Some panel manufacturers explicitly state that using anything other than water and a soft cloth voids the product warranty. Check your panel's care instructions before using any cleaning solution, no matter how gentle it claims to be.
Tilt Angle and Self-Cleaning
Steeper tilt angles help panels stay cleaner. When it rains, water sheets off a steeply tilted panel, carrying loose dust with it. Flat or near-flat panels hold water in puddles that evaporate and leave mineral deposits.
| Tilt Angle | Self-Cleaning Ability |
|---|---|
| 0 – 10 degrees | Poor — water pools, dust accumulates quickly |
| 15 – 20 degrees | Moderate — some rain washing, still needs manual cleaning |
| 25 – 30 degrees | Good — rain effectively clears loose dust |
| 30+ degrees | Excellent self-cleaning, but may sacrifice some output at Zimbabwe's latitude |
For most Zimbabwe locations (latitude 17-22 degrees S), the optimal tilt for annual output is 20-25 degrees. If soiling is a major concern in your area, tilting to 25-30 degrees is a reasonable trade-off — you lose 1-2% from non-optimal angle but gain more than that back from reduced soiling.
Commercial Panel Cleaning Services
If your panels are on a high or steep roof, or you simply don't want to do it yourself, commercial cleaning services are available in most Zimbabwe cities.

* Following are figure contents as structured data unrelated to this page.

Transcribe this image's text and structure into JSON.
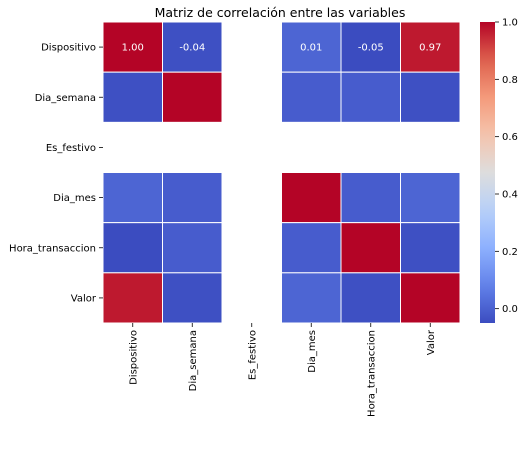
{
  "chart_data": {
    "type": "heatmap",
    "title": "Matriz de correlación entre las variables",
    "xlabel": "",
    "ylabel": "",
    "variables": [
      "Dispositivo",
      "Dia_semana",
      "Es_festivo",
      "Dia_mes",
      "Hora_transaccion",
      "Valor"
    ],
    "matrix": [
      [
        1.0,
        -0.04,
        null,
        0.01,
        -0.05,
        0.97
      ],
      [
        -0.04,
        1.0,
        null,
        -0.01,
        -0.01,
        -0.04
      ],
      [
        null,
        null,
        null,
        null,
        null,
        null
      ],
      [
        0.01,
        -0.01,
        null,
        1.0,
        -0.01,
        0.01
      ],
      [
        -0.05,
        -0.01,
        null,
        -0.01,
        1.0,
        -0.04
      ],
      [
        0.97,
        -0.04,
        null,
        0.01,
        -0.04,
        1.0
      ]
    ],
    "annotated_row": 0,
    "annotations": [
      "1.00",
      "-0.04",
      "",
      "0.01",
      "-0.05",
      "0.97"
    ],
    "colormap": "coolwarm",
    "vmin": -0.05,
    "vmax": 1.0,
    "colorbar_ticks": [
      "0.0",
      "0.2",
      "0.4",
      "0.6",
      "0.8",
      "1.0"
    ],
    "grid_line_color": "#ffffff"
  }
}
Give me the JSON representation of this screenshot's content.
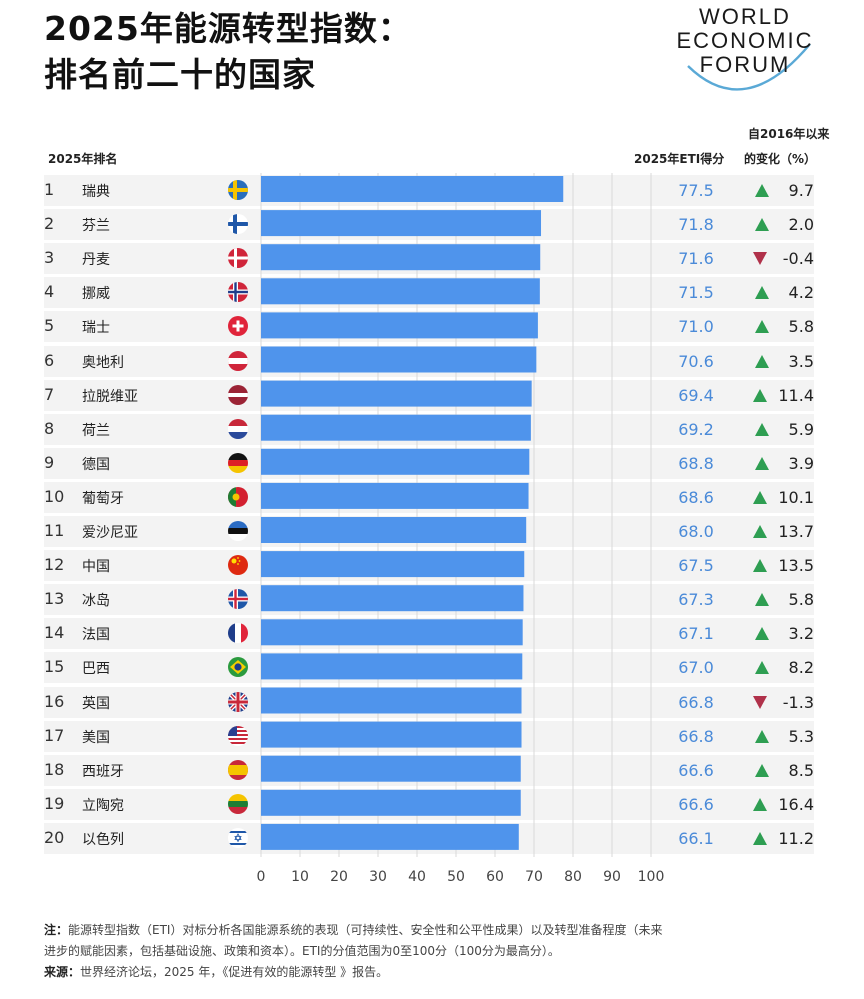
{
  "header": {
    "title_line1": "2025年能源转型指数：",
    "title_line2": "排名前二十的国家",
    "logo_line1": "WORLD",
    "logo_line2": "ECONOMIC",
    "logo_line3": "FORUM"
  },
  "columns": {
    "rank": "2025年排名",
    "score": "2025年ETI得分",
    "change_line1": "自2016年以来",
    "change_line2": "的变化（%）"
  },
  "colors": {
    "bar": "#4f94ec",
    "score_text": "#4a8ad8",
    "up": "#2e9e52",
    "down": "#b0314a"
  },
  "rows": [
    {
      "rank": "1",
      "name": "瑞典",
      "flag": "se-flag",
      "score": "77.5",
      "change": "9.7",
      "dir": "up"
    },
    {
      "rank": "2",
      "name": "芬兰",
      "flag": "fi-flag",
      "score": "71.8",
      "change": "2.0",
      "dir": "up"
    },
    {
      "rank": "3",
      "name": "丹麦",
      "flag": "dk-flag",
      "score": "71.6",
      "change": "-0.4",
      "dir": "down"
    },
    {
      "rank": "4",
      "name": "挪威",
      "flag": "no-flag",
      "score": "71.5",
      "change": "4.2",
      "dir": "up"
    },
    {
      "rank": "5",
      "name": "瑞士",
      "flag": "ch-flag",
      "score": "71.0",
      "change": "5.8",
      "dir": "up"
    },
    {
      "rank": "6",
      "name": "奥地利",
      "flag": "at-flag",
      "score": "70.6",
      "change": "3.5",
      "dir": "up"
    },
    {
      "rank": "7",
      "name": "拉脱维亚",
      "flag": "lv-flag",
      "score": "69.4",
      "change": "11.4",
      "dir": "up"
    },
    {
      "rank": "8",
      "name": "荷兰",
      "flag": "nl-flag",
      "score": "69.2",
      "change": "5.9",
      "dir": "up"
    },
    {
      "rank": "9",
      "name": "德国",
      "flag": "de-flag",
      "score": "68.8",
      "change": "3.9",
      "dir": "up"
    },
    {
      "rank": "10",
      "name": "葡萄牙",
      "flag": "pt-flag",
      "score": "68.6",
      "change": "10.1",
      "dir": "up"
    },
    {
      "rank": "11",
      "name": "爱沙尼亚",
      "flag": "ee-flag",
      "score": "68.0",
      "change": "13.7",
      "dir": "up"
    },
    {
      "rank": "12",
      "name": "中国",
      "flag": "cn-flag",
      "score": "67.5",
      "change": "13.5",
      "dir": "up"
    },
    {
      "rank": "13",
      "name": "冰岛",
      "flag": "is-flag",
      "score": "67.3",
      "change": "5.8",
      "dir": "up"
    },
    {
      "rank": "14",
      "name": "法国",
      "flag": "fr-flag",
      "score": "67.1",
      "change": "3.2",
      "dir": "up"
    },
    {
      "rank": "15",
      "name": "巴西",
      "flag": "br-flag",
      "score": "67.0",
      "change": "8.2",
      "dir": "up"
    },
    {
      "rank": "16",
      "name": "英国",
      "flag": "gb-flag",
      "score": "66.8",
      "change": "-1.3",
      "dir": "down"
    },
    {
      "rank": "17",
      "name": "美国",
      "flag": "us-flag",
      "score": "66.8",
      "change": "5.3",
      "dir": "up"
    },
    {
      "rank": "18",
      "name": "西班牙",
      "flag": "es-flag",
      "score": "66.6",
      "change": "8.5",
      "dir": "up"
    },
    {
      "rank": "19",
      "name": "立陶宛",
      "flag": "lt-flag",
      "score": "66.6",
      "change": "16.4",
      "dir": "up"
    },
    {
      "rank": "20",
      "name": "以色列",
      "flag": "il-flag",
      "score": "66.1",
      "change": "11.2",
      "dir": "up"
    }
  ],
  "chart_data": {
    "type": "bar",
    "orientation": "horizontal",
    "categories": [
      "瑞典",
      "芬兰",
      "丹麦",
      "挪威",
      "瑞士",
      "奥地利",
      "拉脱维亚",
      "荷兰",
      "德国",
      "葡萄牙",
      "爱沙尼亚",
      "中国",
      "冰岛",
      "法国",
      "巴西",
      "英国",
      "美国",
      "西班牙",
      "立陶宛",
      "以色列"
    ],
    "values": [
      77.5,
      71.8,
      71.6,
      71.5,
      71.0,
      70.6,
      69.4,
      69.2,
      68.8,
      68.6,
      68.0,
      67.5,
      67.3,
      67.1,
      67.0,
      66.8,
      66.8,
      66.6,
      66.6,
      66.1
    ],
    "xlim": [
      0,
      100
    ],
    "ticks": [
      "0",
      "10",
      "20",
      "30",
      "40",
      "50",
      "60",
      "70",
      "80",
      "90",
      "100"
    ],
    "grid": true
  },
  "notes": {
    "note_label": "注：",
    "note_text_line1": "能源转型指数（ETI）对标分析各国能源系统的表现（可持续性、安全性和公平性成果）以及转型准备程度（未来",
    "note_text_line2": "进步的赋能因素，包括基础设施、政策和资本）。ETI的分值范围为0至100分（100分为最高分）。",
    "source_label": "来源：",
    "source_text": "世界经济论坛，2025 年，《促进有效的能源转型 》报告。"
  }
}
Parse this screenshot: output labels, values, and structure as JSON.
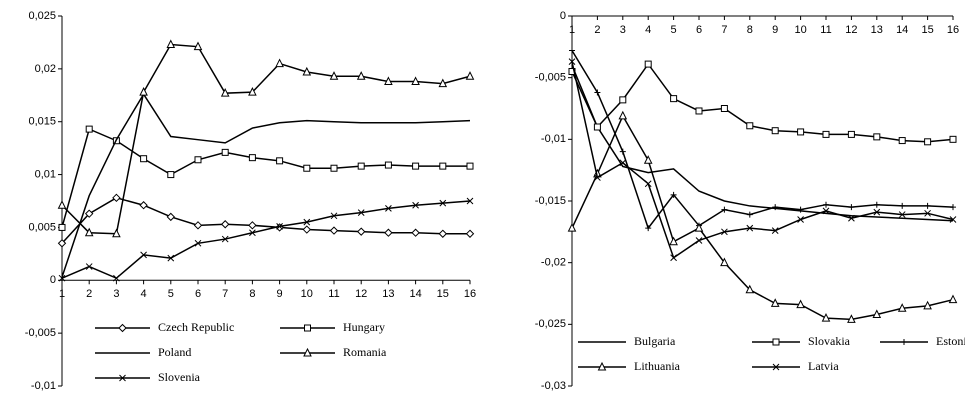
{
  "chart_data": [
    {
      "type": "line",
      "categories": [
        "1",
        "2",
        "3",
        "4",
        "5",
        "6",
        "7",
        "8",
        "9",
        "10",
        "11",
        "12",
        "13",
        "14",
        "15",
        "16"
      ],
      "ylim": [
        -0.01,
        0.025
      ],
      "yticks": [
        {
          "value": -0.01,
          "label": "-0,01"
        },
        {
          "value": -0.005,
          "label": "-0,005"
        },
        0,
        {
          "value": 0.005,
          "label": "0,005"
        },
        {
          "value": 0.01,
          "label": "0,01"
        },
        {
          "value": 0.015,
          "label": "0,015"
        },
        {
          "value": 0.02,
          "label": "0,02"
        },
        {
          "value": 0.025,
          "label": "0,025"
        }
      ],
      "legend": "bottom",
      "series": [
        {
          "name": "Czech Republic",
          "color": "#000000",
          "marker": "diamond",
          "values": [
            0.0035,
            0.0063,
            0.0078,
            0.0071,
            0.006,
            0.0052,
            0.0053,
            0.0052,
            0.005,
            0.0048,
            0.0047,
            0.0046,
            0.0045,
            0.0045,
            0.0044,
            0.0044
          ]
        },
        {
          "name": "Hungary",
          "color": "#000000",
          "marker": "square",
          "values": [
            0.005,
            0.0143,
            0.0132,
            0.0115,
            0.01,
            0.0114,
            0.0121,
            0.0116,
            0.0113,
            0.0106,
            0.0106,
            0.0108,
            0.0109,
            0.0108,
            0.0108,
            0.0108
          ]
        },
        {
          "name": "Poland",
          "color": "#000000",
          "marker": "none",
          "values": [
            0.0003,
            0.008,
            0.0133,
            0.0176,
            0.0136,
            0.0133,
            0.013,
            0.0144,
            0.0149,
            0.0151,
            0.015,
            0.0149,
            0.0149,
            0.0149,
            0.015,
            0.0151
          ]
        },
        {
          "name": "Romania",
          "color": "#000000",
          "marker": "triangle",
          "values": [
            0.0071,
            0.0045,
            0.0044,
            0.0178,
            0.0223,
            0.0221,
            0.0177,
            0.0178,
            0.0205,
            0.0197,
            0.0193,
            0.0193,
            0.0188,
            0.0188,
            0.0186,
            0.0193
          ]
        },
        {
          "name": "Slovenia",
          "color": "#000000",
          "marker": "x",
          "values": [
            0.0002,
            0.0013,
            0.0002,
            0.0024,
            0.0021,
            0.0035,
            0.0039,
            0.0045,
            0.0051,
            0.0055,
            0.0061,
            0.0064,
            0.0068,
            0.0071,
            0.0073,
            0.0075
          ]
        }
      ]
    },
    {
      "type": "line",
      "categories": [
        "1",
        "2",
        "3",
        "4",
        "5",
        "6",
        "7",
        "8",
        "9",
        "10",
        "11",
        "12",
        "13",
        "14",
        "15",
        "16"
      ],
      "ylim": [
        -0.03,
        0
      ],
      "yticks": [
        {
          "value": -0.03,
          "label": "-0,03"
        },
        {
          "value": -0.025,
          "label": "-0,025"
        },
        {
          "value": -0.02,
          "label": "-0,02"
        },
        {
          "value": -0.015,
          "label": "-0,015"
        },
        {
          "value": -0.01,
          "label": "-0,01"
        },
        {
          "value": -0.005,
          "label": "-0,005"
        },
        0
      ],
      "legend": "bottom",
      "series": [
        {
          "name": "Bulgaria",
          "color": "#000000",
          "marker": "none",
          "values": [
            -0.004,
            -0.009,
            -0.0122,
            -0.0127,
            -0.0124,
            -0.0142,
            -0.015,
            -0.0154,
            -0.0156,
            -0.0158,
            -0.016,
            -0.0162,
            -0.0163,
            -0.0164,
            -0.0165,
            -0.0166
          ]
        },
        {
          "name": "Slovakia",
          "color": "#000000",
          "marker": "square",
          "values": [
            -0.0045,
            -0.009,
            -0.0068,
            -0.0039,
            -0.0067,
            -0.0077,
            -0.0075,
            -0.0089,
            -0.0093,
            -0.0094,
            -0.0096,
            -0.0096,
            -0.0098,
            -0.0101,
            -0.0102,
            -0.01
          ]
        },
        {
          "name": "Estonia",
          "color": "#000000",
          "marker": "plus",
          "values": [
            -0.0028,
            -0.0062,
            -0.011,
            -0.0172,
            -0.0145,
            -0.017,
            -0.0157,
            -0.0161,
            -0.0155,
            -0.0157,
            -0.0153,
            -0.0155,
            -0.0153,
            -0.0154,
            -0.0154,
            -0.0155
          ]
        },
        {
          "name": "Lithuania",
          "color": "#000000",
          "marker": "triangle",
          "values": [
            -0.0172,
            -0.0128,
            -0.0081,
            -0.0117,
            -0.0183,
            -0.0172,
            -0.02,
            -0.0222,
            -0.0233,
            -0.0234,
            -0.0245,
            -0.0246,
            -0.0242,
            -0.0237,
            -0.0235,
            -0.023
          ]
        },
        {
          "name": "Latvia",
          "color": "#000000",
          "marker": "x",
          "values": [
            -0.0037,
            -0.0131,
            -0.0119,
            -0.0136,
            -0.0196,
            -0.0182,
            -0.0175,
            -0.0172,
            -0.0174,
            -0.0165,
            -0.0158,
            -0.0164,
            -0.0159,
            -0.0161,
            -0.016,
            -0.0165
          ]
        }
      ]
    }
  ]
}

A typical residential clean costs $20-50 depending on the number of panels and roof access.
What to look for in a cleaning service:
- They use deionised or soft water (not borehole water with high mineral content)
- They use soft brushes or microfibre tools, not pressure washers
- They clean early morning or late afternoon
- They provide a brief inspection report noting any visible damage
- They don't use detergents or chemical cleaners
For a typical residential system, professional cleaning every 2-3 months during the dry season and once during the wet season is a good baseline.
Monitoring Output Changes
The best cleaning schedule is one based on actual output data rather than a fixed calendar. Here's a simple monitoring approach:
- Note your clean-panel baseline. After cleaning, record your output on the next clear day. This is your reference point.
- Compare weekly. On a similarly clear day the following week, check output. If it's dropped by more than 3-5% without a weather explanation, soiling is building up.
- Track the trend. Over a season, you'll learn your local soiling rate and can predict when cleaning is needed.
SolMate's forecast tool makes this comparison easy. The forecast shows expected output based on weather conditions. If your actual production consistently falls below the forecast, soiling is the most likely explanation.
PV Forecast
See today's solar output and the best times to run loads.
The Bottom Line
Panel soiling is the most common reason Zimbabwe solar systems underperform. It's also the easiest to fix. A monthly clean during the dry season and a watchful eye on your output data can recover 10-20% of lost production — energy you've already paid for with your panel investment but aren't collecting.
Keep it simple: plain water, soft brush, early morning. Your panels will thank you with higher output and a longer lifespan.